Литературные работы Бердслея не получили того признания и анализа, которого они заслуживают. И если и заходила речь о его прозе, о ее достоинствах, то среди критиков, как правило, звучала снисходительная тональность; ее рассматривали как своего рода дополнение, пояснение к его рисункам:«... проза не ремесленника, а любителя, и в этом оно может быть сравнимо с прозой Уистлера, столь великого художника в своем искусстве и столь блестящего дилетанта в области слова». Р. Росс был среди тех немногих, кто придавал прозе Бердслея совершенно самостоятельное значение, «его писания — отмечает критик — как бы они ни были блестящи, — и они были очень часто блестящи, — всегда проявляли какую-то опасную талантливость, которая при развитии могла бы оказаться гибельной для осуществления его настоящего призвания».6 Никто при этом не отрицал наличие литературного таланта у Бердслея, но другое дело, задается вопросом А. Лаверс, «понял ли сам автор, что литература для него больше, чем простая игра»7. Конечно же, литературные опыты Бердслея по значимости вряд ли можно поставить в один ряд с его лучшими достижениями в области книжной иллюстрации, но «все же за ними остается великолепное значение крайне характерных примеров несколько нарочито роскошной поэзии, связанной первоначально с именем Уайльда».8
«История Венеры и Тангейзера», эта «волшебная сказка для взрослых», впервые была опубликована в нескольких номерах журнала «Савой» за 1897 г., под названием «Под холмом» («Under the Hill»). Бердслей обращается к излюбленному сюжету в искусстве, ставшему своего рода мифологемой на рубеже веков и получившему широкое хождение среди символистов, к средневековой легенде о странствующем благородном рыцаре Тангейзере. Эта легенда гласит о том, что Тангейзер, приверженец куртуазной лирики, немало постранствовал на своем веку (при этом он дошел до мусульманского Востока), воспевал в своих стихах прелести любви, женское очарование, притягательную силу вина, потратив на эти жизненные наслаждения все свое состояние, в конце пути он все же вынужден был отречься от них, раскаявшись в своих грехах (сохранилась музыка его «Песни покаяния).

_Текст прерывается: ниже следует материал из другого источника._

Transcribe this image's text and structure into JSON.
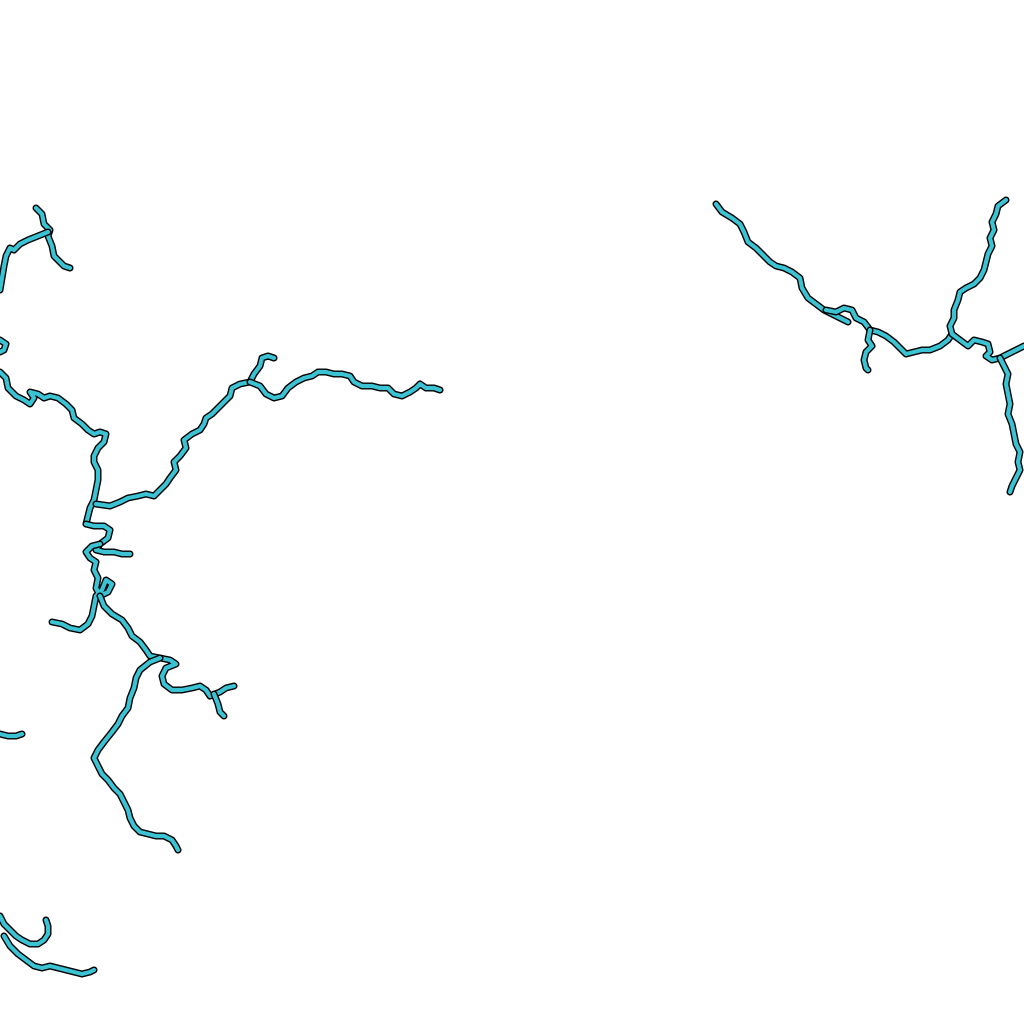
{
  "map": {
    "background_color": "#ffffff",
    "feature_type": "waterways",
    "river_color": "#3cc3d3",
    "outline_color": "#000000",
    "labels": []
  }
}
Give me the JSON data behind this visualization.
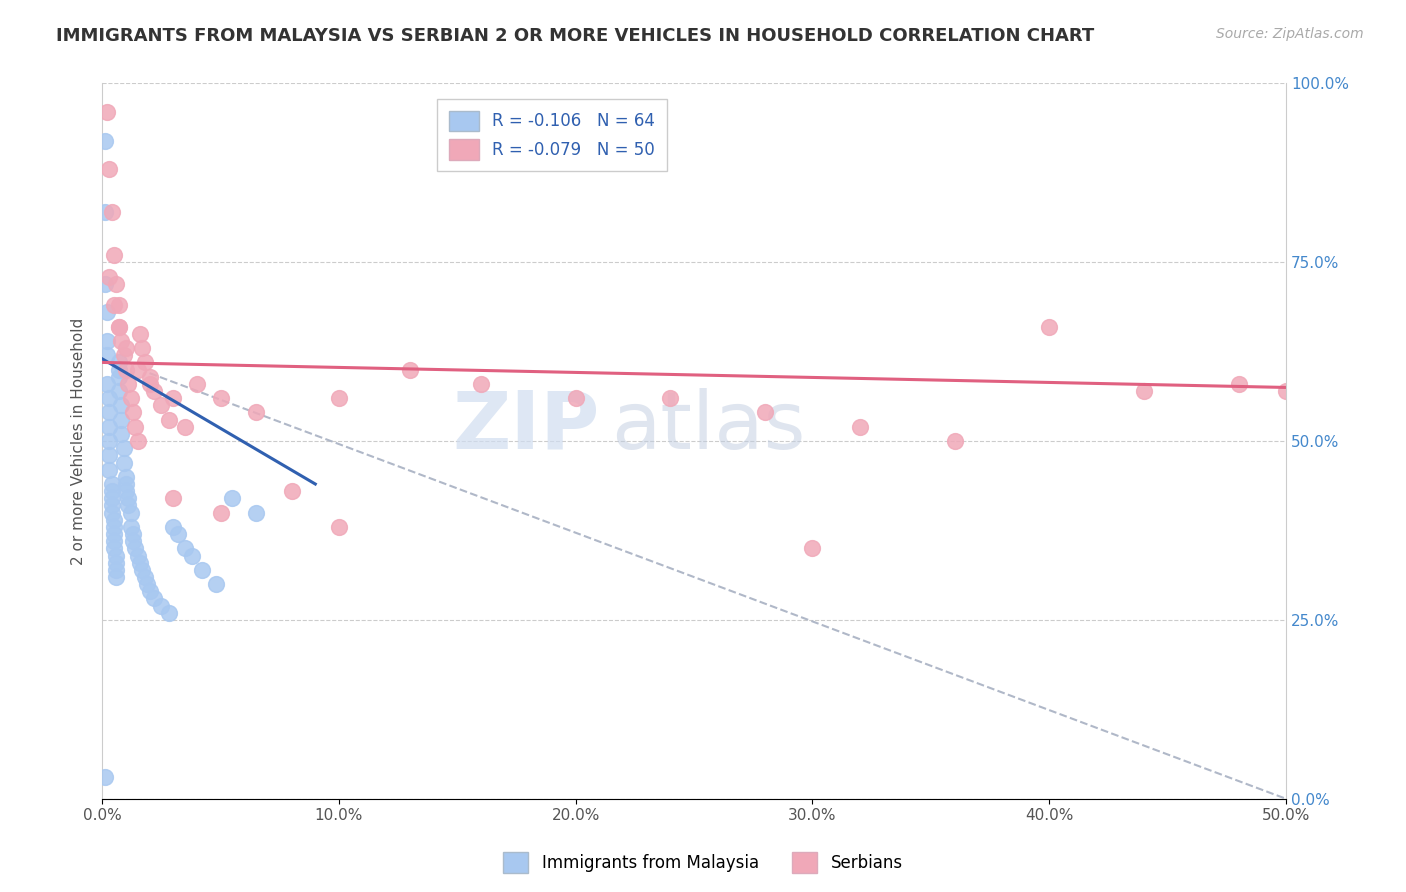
{
  "title": "IMMIGRANTS FROM MALAYSIA VS SERBIAN 2 OR MORE VEHICLES IN HOUSEHOLD CORRELATION CHART",
  "source_text": "Source: ZipAtlas.com",
  "ylabel": "2 or more Vehicles in Household",
  "xlim": [
    0.0,
    0.5
  ],
  "ylim": [
    0.0,
    1.0
  ],
  "xticks": [
    0.0,
    0.1,
    0.2,
    0.3,
    0.4,
    0.5
  ],
  "xticklabels": [
    "0.0%",
    "10.0%",
    "20.0%",
    "30.0%",
    "40.0%",
    "50.0%"
  ],
  "yticks": [
    0.0,
    0.25,
    0.5,
    0.75,
    1.0
  ],
  "yticklabels": [
    "0.0%",
    "25.0%",
    "50.0%",
    "75.0%",
    "100.0%"
  ],
  "legend1_label": "R = -0.106   N = 64",
  "legend2_label": "R = -0.079   N = 50",
  "legend_x_label": "Immigrants from Malaysia",
  "legend_y_label": "Serbians",
  "blue_color": "#a8c8f0",
  "pink_color": "#f0a8b8",
  "blue_line_color": "#3060b0",
  "pink_line_color": "#e06080",
  "dashed_line_color": "#b0b8c8",
  "watermark_zip": "ZIP",
  "watermark_atlas": "atlas",
  "blue_scatter_x": [
    0.001,
    0.001,
    0.001,
    0.002,
    0.002,
    0.002,
    0.002,
    0.003,
    0.003,
    0.003,
    0.003,
    0.003,
    0.003,
    0.004,
    0.004,
    0.004,
    0.004,
    0.004,
    0.005,
    0.005,
    0.005,
    0.005,
    0.005,
    0.006,
    0.006,
    0.006,
    0.006,
    0.007,
    0.007,
    0.007,
    0.007,
    0.008,
    0.008,
    0.008,
    0.009,
    0.009,
    0.01,
    0.01,
    0.01,
    0.011,
    0.011,
    0.012,
    0.012,
    0.013,
    0.013,
    0.014,
    0.015,
    0.016,
    0.017,
    0.018,
    0.019,
    0.02,
    0.022,
    0.025,
    0.028,
    0.03,
    0.032,
    0.035,
    0.038,
    0.042,
    0.048,
    0.055,
    0.065,
    0.001
  ],
  "blue_scatter_y": [
    0.92,
    0.82,
    0.72,
    0.68,
    0.64,
    0.62,
    0.58,
    0.56,
    0.54,
    0.52,
    0.5,
    0.48,
    0.46,
    0.44,
    0.43,
    0.42,
    0.41,
    0.4,
    0.39,
    0.38,
    0.37,
    0.36,
    0.35,
    0.34,
    0.33,
    0.32,
    0.31,
    0.61,
    0.6,
    0.59,
    0.57,
    0.55,
    0.53,
    0.51,
    0.49,
    0.47,
    0.45,
    0.44,
    0.43,
    0.42,
    0.41,
    0.4,
    0.38,
    0.37,
    0.36,
    0.35,
    0.34,
    0.33,
    0.32,
    0.31,
    0.3,
    0.29,
    0.28,
    0.27,
    0.26,
    0.38,
    0.37,
    0.35,
    0.34,
    0.32,
    0.3,
    0.42,
    0.4,
    0.03
  ],
  "pink_scatter_x": [
    0.002,
    0.003,
    0.004,
    0.005,
    0.006,
    0.007,
    0.007,
    0.008,
    0.009,
    0.01,
    0.011,
    0.012,
    0.013,
    0.014,
    0.015,
    0.016,
    0.017,
    0.018,
    0.02,
    0.022,
    0.025,
    0.028,
    0.03,
    0.035,
    0.04,
    0.05,
    0.065,
    0.08,
    0.1,
    0.13,
    0.16,
    0.2,
    0.24,
    0.28,
    0.32,
    0.36,
    0.4,
    0.44,
    0.48,
    0.5,
    0.003,
    0.005,
    0.007,
    0.01,
    0.015,
    0.02,
    0.03,
    0.05,
    0.1,
    0.3
  ],
  "pink_scatter_y": [
    0.96,
    0.88,
    0.82,
    0.76,
    0.72,
    0.69,
    0.66,
    0.64,
    0.62,
    0.6,
    0.58,
    0.56,
    0.54,
    0.52,
    0.5,
    0.65,
    0.63,
    0.61,
    0.59,
    0.57,
    0.55,
    0.53,
    0.56,
    0.52,
    0.58,
    0.56,
    0.54,
    0.43,
    0.56,
    0.6,
    0.58,
    0.56,
    0.56,
    0.54,
    0.52,
    0.5,
    0.66,
    0.57,
    0.58,
    0.57,
    0.73,
    0.69,
    0.66,
    0.63,
    0.6,
    0.58,
    0.42,
    0.4,
    0.38,
    0.35
  ],
  "blue_line_x0": 0.0,
  "blue_line_y0": 0.615,
  "blue_line_x1": 0.09,
  "blue_line_y1": 0.44,
  "pink_line_x0": 0.0,
  "pink_line_y0": 0.61,
  "pink_line_x1": 0.5,
  "pink_line_y1": 0.575,
  "dash_line_x0": 0.02,
  "dash_line_y0": 0.595,
  "dash_line_x1": 0.5,
  "dash_line_y1": 0.0
}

Прежде чем сделаться героем легенды, Тангейзер был весьма реальной личностью — поэтом-миннезингером, жившим в XIII веке, причем, как сам он признавался, «не обладая достаточным искусством сочинять прекрасные мелодии». Не умея понравиться формой своих поэтических произведений, Тангейзер старался, по крайней мере, придать им некоторую привлекательность новизной или оригинальностью фабулы рассказа, или тоном пародии, иногда довольно забавным. Например, он смеется над рыцарской любовью с ее условностями, подробно останавливается на тех подвигах, которых женщины требуют от своих поклонников; не без юмора сообщает нам, как нищета ополчилась на него из-за его пристрастия к прекрасным дамам, к доброму вину, к изысканным блюдам и к ваннам, которые принимал два раза в неделю. Возможно все эти составляющие, по словам В. М. Жирмунского, дали повод и для создания биографической легенды, запечатленной в старинной народной песне. Существовало несколько вариантов этой песни, один из самых распространенных повествует о рыцаре, захотевшем познать наслаждение любви и проведшем целый год в Венериной горе, в царстве языческой богини Венеры, став ее возлюбленным. Но под конец пресыщение, угрызения совести, страх погубить свою душу овладели
им, и, прощаясь с Венерой, он отрекается от своей проклятой любви и призывает на помощь чистую деву Марию, покидает гору с сердцем, полным скорби и раскаяния. «Я хочу идти во святой город Рим и раскрыть свою душу пред папой. Радостно иду я вперед — Бог да хранит меня — к папе, которому имя Урбан; дай Бог, чтобы он великодушно даровал мне спасение». Но жестокосердный папа непреклонен, он не собирается прощать грешника. Держа в руке посох, сделанный из сухой ветви, он выносит окончательный вердикт: «Когда эта трость оденется листвой, тогда Бог и возвратит тебе Свою милость». Тангейзеру ничего не остается, как вновь вернуться к Венериной горе: «Я возвращаюсь к Венере, нежной даме моего сердца; сам Бог меня посылает туда». Но, когда на третий день посох в руках папы неожиданно зацветает, он решает послать гонцов по следам грешника, которые возвращаются ни с чем, слишком поздно, Тангейзер снова оказался во власти Венеры. Поэтому навсегда папа Урбан будет осужден за то, что совершил грех против любви, поставив границы Божескому милосердию.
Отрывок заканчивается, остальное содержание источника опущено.